The difference is, I think, the extent to which decisions like this are being made on the immediate and semi-random whims of a fascist who is also suffering from both (i strongly suspect) psychopathy and advanced dementia. It’s a level of Caligula-esque decadence that I don’t think the US has experienced in a while, at a time when it is materially stronger, in coercive terms, than it ever has been.

@HeavenlyPossum

I don't really like the mental illness explanations. During the Cold War Presidents routinely made decisions to kill lots of people because some country or other didn't follow US interests, but they were either deniable, or justified by anti-Communism so they didn't seem like whims. But they were not essentially different.

@richpuchalsky

I’m not sure how to explain this distinction without sounding like an apologist for Cold War presidents—which I absolutely am not—but there seems to me to be an important distinction between a rational process and an irrational one, even if only from the perspective of “how effective is this evil empire at achieving its evil goals.”

Trump has, for example, started a war that has, for the first time ever, resulted in direct and *damaging* retaliation against US military facilities in Bahrain. This is something that previous acts of aggression did not provoke, because those were all carefully calibrated in terms of means, goals, and risks. In this case, Trump has *wrecklessly* ignored risks to his own assets because he is not just pursuing irrational or evil goals, but also because he is doing so in a haphazard and irrational fashion.

If anything, this is good news for accelerationists.

@HeavenlyPossum

It's not a major thing, but I still disagree. Take the gradual US escalation in Vietnam, for example. None of the Presidents involved ever went through a rational process of carefully considering means, goals, and risks.

@richpuchalsky

They absolutely did! That was a golden age of the interagency process and the ascendency of national security advisors like Kissinger. Noting that the process was rational does not mean that the policies they recommended were good or that the president would somehow correctly pick the “best” option. Of course they messed up! But there was at least a process, in contrast to one person’s whim.

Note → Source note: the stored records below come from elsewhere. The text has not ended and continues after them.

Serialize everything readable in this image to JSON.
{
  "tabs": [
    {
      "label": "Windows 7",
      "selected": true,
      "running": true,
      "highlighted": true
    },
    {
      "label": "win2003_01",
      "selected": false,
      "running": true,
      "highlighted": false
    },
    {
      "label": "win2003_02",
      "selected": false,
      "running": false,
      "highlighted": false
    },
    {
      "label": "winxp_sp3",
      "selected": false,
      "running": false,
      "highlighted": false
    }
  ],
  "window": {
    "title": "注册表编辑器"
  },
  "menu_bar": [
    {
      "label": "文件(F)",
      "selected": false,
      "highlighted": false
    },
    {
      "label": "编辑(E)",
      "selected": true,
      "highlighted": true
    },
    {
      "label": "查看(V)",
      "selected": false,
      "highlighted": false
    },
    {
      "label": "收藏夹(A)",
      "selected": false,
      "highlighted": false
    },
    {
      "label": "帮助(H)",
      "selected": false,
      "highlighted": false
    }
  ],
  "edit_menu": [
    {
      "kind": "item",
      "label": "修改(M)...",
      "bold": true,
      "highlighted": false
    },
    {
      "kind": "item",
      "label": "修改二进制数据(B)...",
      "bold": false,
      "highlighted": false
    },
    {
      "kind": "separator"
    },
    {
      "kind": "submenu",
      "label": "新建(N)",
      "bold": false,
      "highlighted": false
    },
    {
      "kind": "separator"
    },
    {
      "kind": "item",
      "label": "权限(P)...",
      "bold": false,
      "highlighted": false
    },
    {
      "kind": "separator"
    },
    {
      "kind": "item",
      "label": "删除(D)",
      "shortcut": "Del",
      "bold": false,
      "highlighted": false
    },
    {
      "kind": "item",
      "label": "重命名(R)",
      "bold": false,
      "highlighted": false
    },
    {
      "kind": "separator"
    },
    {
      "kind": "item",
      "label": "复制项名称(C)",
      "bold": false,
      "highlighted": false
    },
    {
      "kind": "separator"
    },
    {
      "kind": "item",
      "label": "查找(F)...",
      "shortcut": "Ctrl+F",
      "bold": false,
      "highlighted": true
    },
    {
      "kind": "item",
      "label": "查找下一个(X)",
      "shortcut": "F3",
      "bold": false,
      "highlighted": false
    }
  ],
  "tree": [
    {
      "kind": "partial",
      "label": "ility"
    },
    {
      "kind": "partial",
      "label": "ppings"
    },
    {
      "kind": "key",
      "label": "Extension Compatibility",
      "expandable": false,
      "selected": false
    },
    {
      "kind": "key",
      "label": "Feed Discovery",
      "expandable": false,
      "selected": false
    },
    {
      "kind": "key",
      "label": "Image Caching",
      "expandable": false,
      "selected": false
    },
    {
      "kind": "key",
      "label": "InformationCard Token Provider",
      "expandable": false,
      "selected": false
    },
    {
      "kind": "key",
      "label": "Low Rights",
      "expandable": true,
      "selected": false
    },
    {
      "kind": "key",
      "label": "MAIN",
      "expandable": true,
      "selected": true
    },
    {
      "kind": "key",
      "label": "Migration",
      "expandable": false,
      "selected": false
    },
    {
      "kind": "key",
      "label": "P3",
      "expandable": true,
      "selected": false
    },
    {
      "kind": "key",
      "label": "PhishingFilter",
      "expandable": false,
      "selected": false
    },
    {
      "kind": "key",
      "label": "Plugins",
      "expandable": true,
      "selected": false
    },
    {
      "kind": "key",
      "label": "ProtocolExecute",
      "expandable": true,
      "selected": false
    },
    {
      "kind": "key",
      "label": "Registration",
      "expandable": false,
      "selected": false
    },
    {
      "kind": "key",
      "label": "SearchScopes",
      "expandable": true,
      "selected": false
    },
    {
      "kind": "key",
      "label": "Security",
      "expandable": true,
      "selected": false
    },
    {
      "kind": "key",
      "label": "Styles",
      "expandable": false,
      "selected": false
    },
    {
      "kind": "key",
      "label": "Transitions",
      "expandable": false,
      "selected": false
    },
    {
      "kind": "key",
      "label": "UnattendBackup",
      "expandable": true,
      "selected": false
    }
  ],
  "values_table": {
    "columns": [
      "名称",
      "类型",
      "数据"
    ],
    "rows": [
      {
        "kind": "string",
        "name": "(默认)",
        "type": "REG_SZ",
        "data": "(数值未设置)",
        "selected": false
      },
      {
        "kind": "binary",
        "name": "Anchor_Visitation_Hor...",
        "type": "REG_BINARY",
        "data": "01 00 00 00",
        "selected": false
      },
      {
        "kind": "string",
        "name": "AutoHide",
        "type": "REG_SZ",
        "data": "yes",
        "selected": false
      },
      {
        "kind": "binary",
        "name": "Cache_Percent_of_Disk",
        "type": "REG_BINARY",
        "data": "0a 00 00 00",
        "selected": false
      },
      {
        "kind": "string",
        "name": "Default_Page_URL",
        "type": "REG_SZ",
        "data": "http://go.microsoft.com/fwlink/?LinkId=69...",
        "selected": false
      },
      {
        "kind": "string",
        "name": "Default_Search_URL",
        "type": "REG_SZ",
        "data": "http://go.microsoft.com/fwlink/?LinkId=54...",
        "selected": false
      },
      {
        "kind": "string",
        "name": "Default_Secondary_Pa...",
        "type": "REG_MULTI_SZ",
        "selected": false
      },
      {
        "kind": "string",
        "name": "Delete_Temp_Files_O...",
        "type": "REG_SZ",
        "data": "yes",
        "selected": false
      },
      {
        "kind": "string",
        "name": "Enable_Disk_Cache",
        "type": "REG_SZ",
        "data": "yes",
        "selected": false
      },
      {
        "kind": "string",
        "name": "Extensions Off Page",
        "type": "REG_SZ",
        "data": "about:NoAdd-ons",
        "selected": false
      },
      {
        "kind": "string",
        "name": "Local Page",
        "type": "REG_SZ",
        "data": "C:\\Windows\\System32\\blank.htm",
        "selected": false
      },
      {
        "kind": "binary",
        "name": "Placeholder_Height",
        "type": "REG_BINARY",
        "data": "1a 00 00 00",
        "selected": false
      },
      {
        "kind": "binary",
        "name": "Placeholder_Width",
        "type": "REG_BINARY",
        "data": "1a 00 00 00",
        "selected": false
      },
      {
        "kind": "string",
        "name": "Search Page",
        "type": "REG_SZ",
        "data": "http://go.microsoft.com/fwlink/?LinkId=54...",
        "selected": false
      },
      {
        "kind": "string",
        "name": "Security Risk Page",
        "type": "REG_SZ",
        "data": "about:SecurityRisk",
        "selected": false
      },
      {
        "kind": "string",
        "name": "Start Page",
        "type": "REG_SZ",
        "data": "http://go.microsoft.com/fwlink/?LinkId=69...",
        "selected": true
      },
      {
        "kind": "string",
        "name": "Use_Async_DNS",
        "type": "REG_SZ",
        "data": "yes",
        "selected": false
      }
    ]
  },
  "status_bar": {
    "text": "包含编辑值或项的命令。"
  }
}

I don’t want to convey the impression that I think the US security apparatus is good or does good things or is how we should structure society. I’m just trying to explain what is functionally different, including the rapid erosion of this state capacity. I think this is evidence that the US state is rapidly shaking itself apart.

@HeavenlyPossum

As I wrote before, this isn't a major disagreement, but I think that "the golden age of the interagency process" was a rationalization. The President had a whim and people had a long drawn out activity of pretending to advise, pretending to plan, and in general telling each other that it was a rational process.

@richpuchalsky

Ah, I see what you mean, and fully agree.